KOMİSYON KONUŞMASI

TURAN AYDOĞAN (İstanbul) - Teşekkür ediyorum hassasiyetinize Sevgili Başkanım.

Şimdi, tabii, bu yasanın ilginç bir yanı var, bu yasanın en albenili yanı avukatlara verilecek pasaport olarak tarif edildi, öyle getirildi. Bir reform yasası yapılıyorsa bunun avukatlara verilecekler pasaportla tarif edilmesi çok doğru olmaz.

Şimdi, geç kalmış bir düzenleme, bir defa o konuda hemfikir olalım. Burada "Avukatlara pasaport verilmesin." diyen, "Yeşil pasaport verilmesin." diyen herhangi bir hukukçunun olduğunu düşünmüyorum çünkü avukatlık mesleği artık Türkiye sınırlarının ötesine geçti, uluslararası anlaşmalar altına attığımız imzalarla beraber artık farklı yerlerde bu mesleğin icra edilmesi ve hızlı bir şekilde erişim sağlanması açısından bu pasaportun verilmesi çok normal, çok doğal, desteklediğimiz bir çalışma biçimi ama içinde bazı eksiklikler var. Bizim önergemiz pasaport on beş yıl kıdemi olan avukatlara değil, on yıl kıdemi olan avukatlara verilsin şeklinde.

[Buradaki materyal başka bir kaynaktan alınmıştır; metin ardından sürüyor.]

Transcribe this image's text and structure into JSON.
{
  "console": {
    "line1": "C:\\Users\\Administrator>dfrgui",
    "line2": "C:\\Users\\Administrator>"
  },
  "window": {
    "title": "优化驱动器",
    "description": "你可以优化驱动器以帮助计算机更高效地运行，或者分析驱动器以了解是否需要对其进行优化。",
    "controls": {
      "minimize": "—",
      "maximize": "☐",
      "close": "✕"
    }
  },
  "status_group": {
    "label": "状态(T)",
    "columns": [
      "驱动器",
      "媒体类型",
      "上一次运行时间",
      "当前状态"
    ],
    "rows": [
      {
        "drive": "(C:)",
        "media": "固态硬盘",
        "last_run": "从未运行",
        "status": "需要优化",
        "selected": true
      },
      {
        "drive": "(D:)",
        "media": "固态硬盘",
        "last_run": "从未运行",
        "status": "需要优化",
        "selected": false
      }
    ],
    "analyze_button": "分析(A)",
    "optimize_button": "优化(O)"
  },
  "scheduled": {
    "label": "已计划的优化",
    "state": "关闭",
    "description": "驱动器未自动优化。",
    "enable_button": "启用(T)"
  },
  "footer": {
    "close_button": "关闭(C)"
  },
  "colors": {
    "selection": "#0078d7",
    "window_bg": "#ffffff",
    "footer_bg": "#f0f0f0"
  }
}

İkincisi, masumiyet ilkesine aykırı bir düzenleme var bu maddenin altında. Herhangi bir avukata bu pasaportu vermek istemiyorsanız uyduruk bir soruşturmayla beraber pasaport almasını engelleyebilirsiniz. Bu Anayasa'daki masumiyet karinesine aykırılık teşkil ediyor, o kısmının çıkarılması gerekir. Hakkında şu ya da bu sebeple soruşturma bulunan bir avukat varsa onun yurt dışı çıkış yasağının yetkili hâkim tarafından koyuluyor olması doğrudur, o yüzden o kısmının çıkartılması ve öyle geçirilmesi gerektiği düşüncesindeyim. Alttaki "soruşturma" kısmı fazla olan kısımdır.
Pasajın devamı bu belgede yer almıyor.